Targeting the estrogen receptor alpha (ERα) pathway is validated in the clinic as an effective means to treat ER+ breast cancers. Here we present the development of a VHL-targeting and orally bioavailable proteolysis-targeting chimera (PROTAC) degrader of ERα. In vitro studies with this PROTAC demonstrate excellent ERα degradation and ER antagonism in ER+ breast cancer cell lines. However, upon dosing the compound in vivo we observe an in vitro-in vivo disconnect. ERα degradation is lower in vivo than expected based on the in vitro data. Investigation into potential causes for the reduced maximal degradation reveals that metabolic instability of the PROTAC linker generates metabolites that compete for binding to ERα with the full PROTAC, limiting degradation. This observation highlights the requirement for metabolically stable PROTACs to ensure maximal efficacy and thus optimisation of the linker should be a key consideration when designing PROTACs.

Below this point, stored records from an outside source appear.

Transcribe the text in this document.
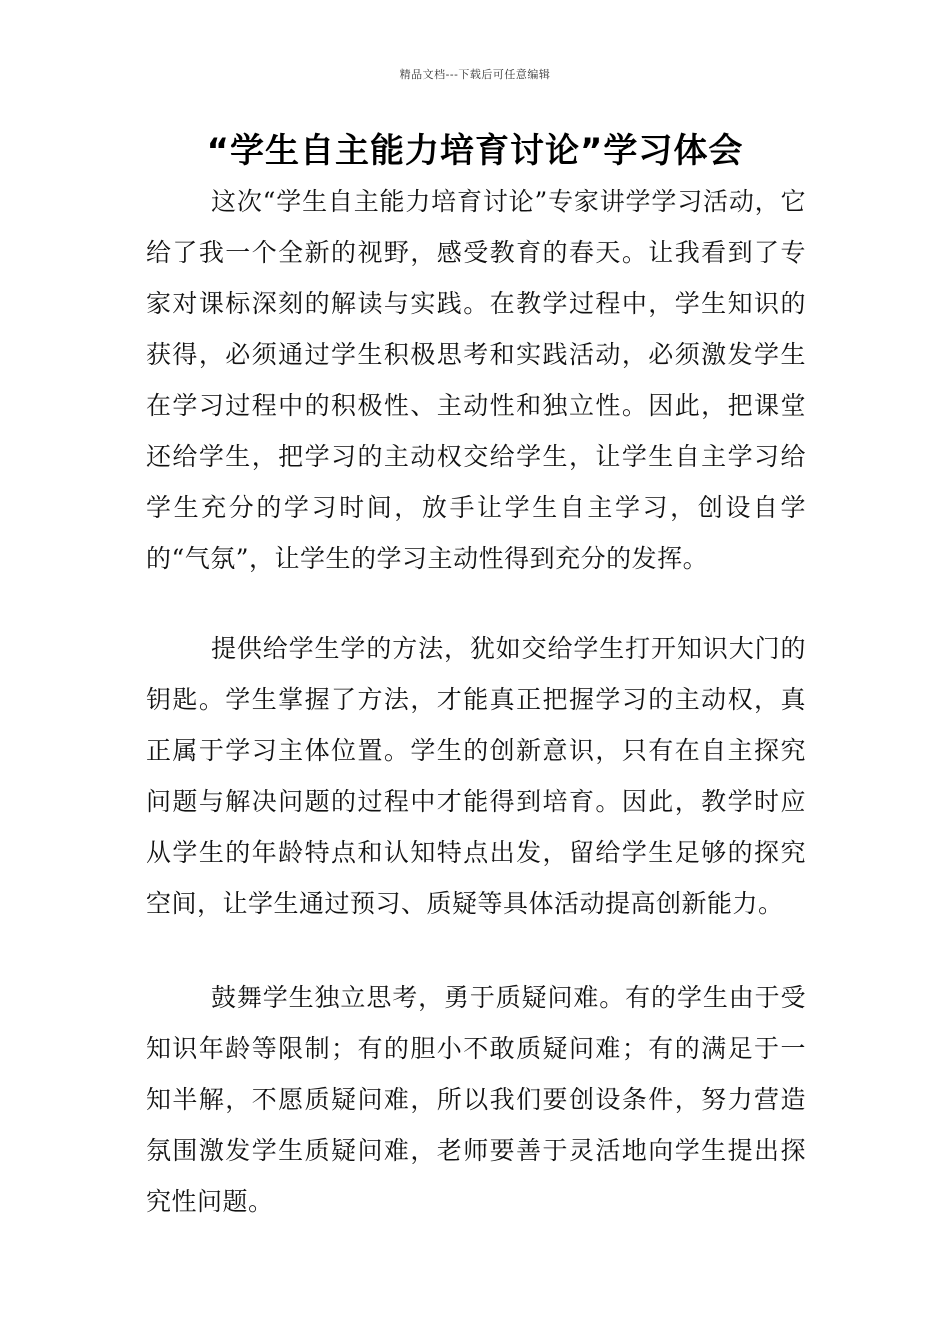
精品文档---下载后可任意编辑
“学生自主能力培育讨论”学习体会

这次“学生自主能力培育讨论”专家讲学学习活动，它给了我一个全新的视野，感受教育的春天。让我看到了专家对课标深刻的解读与实践。在教学过程中，学生知识的获得，必须通过学生积极思考和实践活动，必须激发学生在学习过程中的积极性、主动性和独立性。因此，把课堂还给学生，把学习的主动权交给学生，让学生自主学习给学生充分的学习时间，放手让学生自主学习，创设自学的“气氛”，让学生的学习主动性得到充分的发挥。

提供给学生学的方法，犹如交给学生打开知识大门的钥匙。学生掌握了方法，才能真正把握学习的主动权，真正属于学习主体位置。学生的创新意识，只有在自主探究问题与解决问题的过程中才能得到培育。因此，教学时应从学生的年龄特点和认知特点出发，留给学生足够的探究空间，让学生通过预习、质疑等具体活动提高创新能力。

鼓舞学生独立思考，勇于质疑问难。有的学生由于受知识年龄等限制；有的胆小不敢质疑问难；有的满足于一知半解，不愿质疑问难，所以我们要创设条件，努力营造氛围激发学生质疑问难，老师要善于灵活地向学生提出探究性问题。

临床验证靶向雌激素受体α (ERα) 通路是治疗 ER+ 乳腺癌的有效手段。在这里，我们展示了一种 VHL 靶向和口服生物可利用的蛋白水解靶向嵌合体 (PROTAC) ERα 降解剂的开发。使用该 PROTAC 进行的体外研究表明，在 ER+ 乳腺癌细胞系中具有出色的 ERα 降解作用和 ER 拮抗作用。然而，在体内给予该化合物后，我们观察到体外-体内脱节。 ERα 体内降解低于基于体外数据的预期。对最大降解减少的潜在原因的调查表明，PROTAC 连接体的代谢不稳定性会产生与完整 PROTAC 竞争与 ERα 结合的代谢物，从而限制降解。这一观察结果强调了对代谢稳定的 PROTAC 的要求，以确保最大功效，因此连接子的优化应该是设计 PROTAC 时的一个关键考虑因素。